Data from the nonprofit Amazon Watch cited by federal prosecutors estimates the project would generate a total of 3.7 million tons of carbon dioxide emissions, a major contribution to global climate change, based on a calculation of one ton of CO2 for every 28 grams of extracted gold. The Articulation of Indigenous Peoples of Brazil (Apib) also reports the mine would displace 813 families, many of whom are already suffering from persistent droughts triggered by the Belo Monte Dam’s diversion of the Xingu’s flow.

Legal battles over the project’s licensing have dragged on for more than a decade. Opposition emerged as early as 2013, when prosecutors filed a motion to halt the licensing process over the failure to conduct required consultations with affected Indigenous groups. In 2017, a full federal court panel ruled in favor of opponents, mandating that the project secure federal approval and complete formal Indigenous consultation before moving forward. But in 2025, a panel of justices overturned that 2017 ruling and returned licensing authority to the state of Para. Prosecutors have since appealed the decision, arguing the 2025 ruling amounted to an unauthorized new trial without proper procedure. It is this appeal that the court will decide on Wednesday.

Last December, the Juruna and Arara Indigenous communities of the Xingu released a public open letter reaffirming that they have never granted consent for the project, a requirement laid out in the 2017 court order. In a statement provided to the Associated Press, Belo Sun countered that it has completed all required consultation processes, following protocols established by the affected communities and overseen by Brazilian regulatory authorities.

Federal prosecutors leading the appeal argue that the project’s cross-jurisdictional impacts make licensing a federal responsibility. The mine would affect federal Indigenous territories, the Xingu—a federally protected waterway—and the federal government-built Belo Monte Dam. “From the start, as we did in Belo Monte, we have argued that the licensing falls under federal jurisdiction because it affects Indigenous lands and a federal river,” explained Felício Pontes Jr., the federal prosecutor handling the case. He emphasized that the combined cumulative impacts of the dam and the proposed mine are a core issue, noting that Brazilian courts have already ruled that Belo Monte’s actual environmental and social harms far exceeded initial projections.

In recent rulings related to the dam, courts have ordered the dam’s operator, Norte Energia, to compensate affected communities, provide clean drinking water to households whose natural water sources dried up after the dam’s construction, and re-evaluate the volume of water diverted from the Xingu to power the dam’s turbines. “This could create a major conflict if there isn’t a single authority licensing both projects, given the impacts one project has on the other,” Pontes added.

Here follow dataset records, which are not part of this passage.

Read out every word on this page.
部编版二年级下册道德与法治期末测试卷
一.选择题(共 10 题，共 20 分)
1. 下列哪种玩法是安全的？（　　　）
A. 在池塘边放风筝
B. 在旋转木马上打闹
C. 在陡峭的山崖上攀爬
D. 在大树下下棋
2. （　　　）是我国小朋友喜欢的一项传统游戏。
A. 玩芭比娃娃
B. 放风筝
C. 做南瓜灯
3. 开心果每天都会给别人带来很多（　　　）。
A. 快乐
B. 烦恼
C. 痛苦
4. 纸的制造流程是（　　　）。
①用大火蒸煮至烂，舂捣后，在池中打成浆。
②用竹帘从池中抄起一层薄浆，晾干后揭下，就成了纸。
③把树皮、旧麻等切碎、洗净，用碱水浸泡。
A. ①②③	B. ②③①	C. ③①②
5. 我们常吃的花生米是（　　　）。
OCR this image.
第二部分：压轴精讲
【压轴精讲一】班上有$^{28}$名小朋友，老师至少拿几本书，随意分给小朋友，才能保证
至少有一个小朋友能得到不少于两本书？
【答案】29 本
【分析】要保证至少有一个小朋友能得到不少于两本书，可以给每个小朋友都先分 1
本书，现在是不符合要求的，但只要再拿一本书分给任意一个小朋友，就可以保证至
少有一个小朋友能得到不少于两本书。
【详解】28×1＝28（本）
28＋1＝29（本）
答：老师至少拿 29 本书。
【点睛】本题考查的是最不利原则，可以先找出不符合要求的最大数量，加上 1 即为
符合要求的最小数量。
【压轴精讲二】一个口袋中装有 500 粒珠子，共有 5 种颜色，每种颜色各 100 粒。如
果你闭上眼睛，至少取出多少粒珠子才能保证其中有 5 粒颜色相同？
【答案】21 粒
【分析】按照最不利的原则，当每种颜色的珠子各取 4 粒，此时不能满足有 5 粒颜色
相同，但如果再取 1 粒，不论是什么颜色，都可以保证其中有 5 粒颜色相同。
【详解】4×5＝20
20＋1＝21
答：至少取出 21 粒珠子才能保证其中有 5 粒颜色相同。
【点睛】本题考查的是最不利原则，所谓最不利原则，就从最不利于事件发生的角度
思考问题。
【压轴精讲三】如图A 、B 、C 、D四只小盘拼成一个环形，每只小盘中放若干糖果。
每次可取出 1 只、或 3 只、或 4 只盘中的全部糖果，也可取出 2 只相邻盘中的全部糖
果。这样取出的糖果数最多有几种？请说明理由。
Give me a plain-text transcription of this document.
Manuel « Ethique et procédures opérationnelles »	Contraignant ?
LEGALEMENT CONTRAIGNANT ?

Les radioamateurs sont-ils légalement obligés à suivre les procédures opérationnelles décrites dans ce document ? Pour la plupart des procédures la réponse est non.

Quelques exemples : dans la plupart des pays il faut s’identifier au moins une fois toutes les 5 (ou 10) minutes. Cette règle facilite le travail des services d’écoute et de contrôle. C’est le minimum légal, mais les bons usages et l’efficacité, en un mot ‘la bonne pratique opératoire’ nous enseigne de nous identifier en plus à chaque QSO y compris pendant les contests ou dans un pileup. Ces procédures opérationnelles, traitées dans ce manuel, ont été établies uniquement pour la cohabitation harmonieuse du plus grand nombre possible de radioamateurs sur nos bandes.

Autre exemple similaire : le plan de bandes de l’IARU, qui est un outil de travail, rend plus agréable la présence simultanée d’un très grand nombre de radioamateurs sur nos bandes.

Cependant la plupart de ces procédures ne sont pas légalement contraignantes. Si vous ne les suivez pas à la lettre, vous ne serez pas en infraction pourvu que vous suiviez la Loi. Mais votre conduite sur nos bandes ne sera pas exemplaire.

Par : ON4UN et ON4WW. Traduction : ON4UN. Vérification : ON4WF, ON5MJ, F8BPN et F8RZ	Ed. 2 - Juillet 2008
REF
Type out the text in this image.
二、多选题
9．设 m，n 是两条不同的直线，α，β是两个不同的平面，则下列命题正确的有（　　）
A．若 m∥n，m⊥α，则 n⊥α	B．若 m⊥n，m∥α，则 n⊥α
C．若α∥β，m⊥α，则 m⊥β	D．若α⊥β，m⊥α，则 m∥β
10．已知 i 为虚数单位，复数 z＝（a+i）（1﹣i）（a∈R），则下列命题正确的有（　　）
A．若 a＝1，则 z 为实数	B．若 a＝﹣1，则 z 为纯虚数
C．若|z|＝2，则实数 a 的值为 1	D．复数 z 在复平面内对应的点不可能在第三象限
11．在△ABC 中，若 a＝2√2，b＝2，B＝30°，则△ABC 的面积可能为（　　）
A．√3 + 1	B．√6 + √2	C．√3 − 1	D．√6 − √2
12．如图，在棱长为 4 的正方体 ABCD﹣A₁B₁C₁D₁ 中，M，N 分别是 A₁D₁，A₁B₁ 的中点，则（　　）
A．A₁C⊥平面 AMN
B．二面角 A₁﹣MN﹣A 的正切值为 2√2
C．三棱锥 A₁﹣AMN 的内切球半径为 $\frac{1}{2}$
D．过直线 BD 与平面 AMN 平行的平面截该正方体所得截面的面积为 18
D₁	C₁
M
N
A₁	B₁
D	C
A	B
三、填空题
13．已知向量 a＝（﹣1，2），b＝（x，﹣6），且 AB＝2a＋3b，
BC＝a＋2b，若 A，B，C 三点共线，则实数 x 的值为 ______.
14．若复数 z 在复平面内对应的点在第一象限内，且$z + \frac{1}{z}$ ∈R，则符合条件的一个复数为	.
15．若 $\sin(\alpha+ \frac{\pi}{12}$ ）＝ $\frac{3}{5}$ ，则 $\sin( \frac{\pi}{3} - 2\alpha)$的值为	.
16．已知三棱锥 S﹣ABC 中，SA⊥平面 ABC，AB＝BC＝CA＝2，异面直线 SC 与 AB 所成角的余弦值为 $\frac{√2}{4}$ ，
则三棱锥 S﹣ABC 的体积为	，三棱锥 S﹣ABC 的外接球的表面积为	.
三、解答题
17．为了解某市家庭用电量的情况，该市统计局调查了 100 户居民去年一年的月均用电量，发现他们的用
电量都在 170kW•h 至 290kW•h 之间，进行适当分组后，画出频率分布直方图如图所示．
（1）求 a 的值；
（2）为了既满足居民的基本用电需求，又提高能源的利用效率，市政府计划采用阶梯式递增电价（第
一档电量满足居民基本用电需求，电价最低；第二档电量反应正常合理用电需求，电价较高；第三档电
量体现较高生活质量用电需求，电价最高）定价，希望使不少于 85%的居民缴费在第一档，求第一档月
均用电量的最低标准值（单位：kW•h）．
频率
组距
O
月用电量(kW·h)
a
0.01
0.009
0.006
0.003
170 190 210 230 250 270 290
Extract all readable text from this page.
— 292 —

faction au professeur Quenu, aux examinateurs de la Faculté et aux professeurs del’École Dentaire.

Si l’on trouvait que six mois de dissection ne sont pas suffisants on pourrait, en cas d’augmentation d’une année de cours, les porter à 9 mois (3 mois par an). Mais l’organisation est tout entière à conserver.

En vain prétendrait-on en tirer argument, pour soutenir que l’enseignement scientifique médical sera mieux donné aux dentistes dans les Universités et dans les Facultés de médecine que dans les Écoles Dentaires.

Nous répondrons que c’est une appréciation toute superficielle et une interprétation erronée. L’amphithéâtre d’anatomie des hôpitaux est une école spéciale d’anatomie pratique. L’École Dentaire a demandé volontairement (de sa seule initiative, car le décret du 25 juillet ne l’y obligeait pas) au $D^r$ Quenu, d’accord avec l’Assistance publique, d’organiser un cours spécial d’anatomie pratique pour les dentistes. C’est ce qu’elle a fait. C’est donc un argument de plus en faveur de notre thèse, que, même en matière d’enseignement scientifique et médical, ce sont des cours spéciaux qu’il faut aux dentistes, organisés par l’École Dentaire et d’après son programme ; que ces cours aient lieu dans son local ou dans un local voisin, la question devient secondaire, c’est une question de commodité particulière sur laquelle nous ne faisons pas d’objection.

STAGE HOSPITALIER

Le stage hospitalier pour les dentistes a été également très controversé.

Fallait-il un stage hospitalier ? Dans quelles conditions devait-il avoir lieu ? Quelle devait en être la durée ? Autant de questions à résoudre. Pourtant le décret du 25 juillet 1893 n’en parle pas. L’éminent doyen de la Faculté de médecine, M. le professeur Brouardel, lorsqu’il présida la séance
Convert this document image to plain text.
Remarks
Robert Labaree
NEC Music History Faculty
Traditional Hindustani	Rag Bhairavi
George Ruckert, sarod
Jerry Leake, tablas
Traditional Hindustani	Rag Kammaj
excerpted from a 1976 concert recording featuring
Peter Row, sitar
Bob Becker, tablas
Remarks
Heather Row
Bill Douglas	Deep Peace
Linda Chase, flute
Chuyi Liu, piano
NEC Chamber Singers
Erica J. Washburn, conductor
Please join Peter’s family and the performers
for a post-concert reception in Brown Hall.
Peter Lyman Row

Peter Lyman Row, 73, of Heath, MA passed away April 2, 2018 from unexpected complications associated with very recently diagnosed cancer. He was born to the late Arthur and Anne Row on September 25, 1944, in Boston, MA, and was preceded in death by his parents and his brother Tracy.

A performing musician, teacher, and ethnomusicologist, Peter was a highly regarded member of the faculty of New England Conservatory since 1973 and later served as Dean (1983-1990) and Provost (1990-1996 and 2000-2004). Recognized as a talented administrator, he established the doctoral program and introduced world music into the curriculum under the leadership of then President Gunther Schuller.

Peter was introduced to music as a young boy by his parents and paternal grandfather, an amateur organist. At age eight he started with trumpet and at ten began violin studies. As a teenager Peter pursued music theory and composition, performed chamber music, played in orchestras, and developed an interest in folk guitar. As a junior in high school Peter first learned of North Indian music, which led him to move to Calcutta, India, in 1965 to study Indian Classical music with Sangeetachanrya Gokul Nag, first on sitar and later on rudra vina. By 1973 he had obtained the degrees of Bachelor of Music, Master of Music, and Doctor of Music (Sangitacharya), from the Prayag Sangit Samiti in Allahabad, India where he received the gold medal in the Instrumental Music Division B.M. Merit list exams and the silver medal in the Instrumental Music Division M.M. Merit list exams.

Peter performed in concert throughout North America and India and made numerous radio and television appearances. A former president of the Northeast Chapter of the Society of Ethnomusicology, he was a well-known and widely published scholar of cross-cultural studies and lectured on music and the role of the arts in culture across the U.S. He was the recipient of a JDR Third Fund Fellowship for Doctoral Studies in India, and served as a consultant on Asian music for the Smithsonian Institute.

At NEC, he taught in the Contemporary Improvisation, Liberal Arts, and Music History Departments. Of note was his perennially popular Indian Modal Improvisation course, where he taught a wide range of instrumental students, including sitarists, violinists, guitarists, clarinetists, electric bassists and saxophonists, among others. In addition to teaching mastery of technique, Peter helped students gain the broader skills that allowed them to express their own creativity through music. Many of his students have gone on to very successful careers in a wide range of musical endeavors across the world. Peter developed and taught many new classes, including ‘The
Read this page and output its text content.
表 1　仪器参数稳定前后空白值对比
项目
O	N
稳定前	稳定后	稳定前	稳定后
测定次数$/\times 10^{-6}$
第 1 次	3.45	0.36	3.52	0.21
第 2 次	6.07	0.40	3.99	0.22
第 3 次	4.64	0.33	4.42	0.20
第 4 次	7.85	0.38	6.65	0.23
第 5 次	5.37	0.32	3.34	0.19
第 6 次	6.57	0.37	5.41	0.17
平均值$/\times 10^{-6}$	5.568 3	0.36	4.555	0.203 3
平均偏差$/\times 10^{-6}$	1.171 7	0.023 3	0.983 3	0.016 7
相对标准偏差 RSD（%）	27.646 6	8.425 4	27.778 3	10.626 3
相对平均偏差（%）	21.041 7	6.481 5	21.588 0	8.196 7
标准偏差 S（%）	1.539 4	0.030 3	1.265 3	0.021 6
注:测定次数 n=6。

The ruling on Wednesday will set the immediate path for the project. If the court sides with prosecutors and returns licensing authority to the federal government, the 2025 environmental approvals granted by Para state could be invalidated. Regardless of the outcome, legal challenges are expected to continue: multiple other lawsuits questioning the project’s legality are still pending in Brazilian courts.

Ahead of the court’s decision, Belo Sun announced it has launched new technical studies for the project to address regulatory concerns. On May 12, the company confirmed it had hired an independent mining consultancy to review and update the technical analysis required for an Installation License. The work will identify needed project improvements, update the definitive feasibility study, and develop a phased implementation plan, with completion expected by the third quarter of 2026. Belo Sun has stated that the Volta Grande project remains subject to all environmental licensing requirements set by Brazil’s competent regulatory and judicial bodies.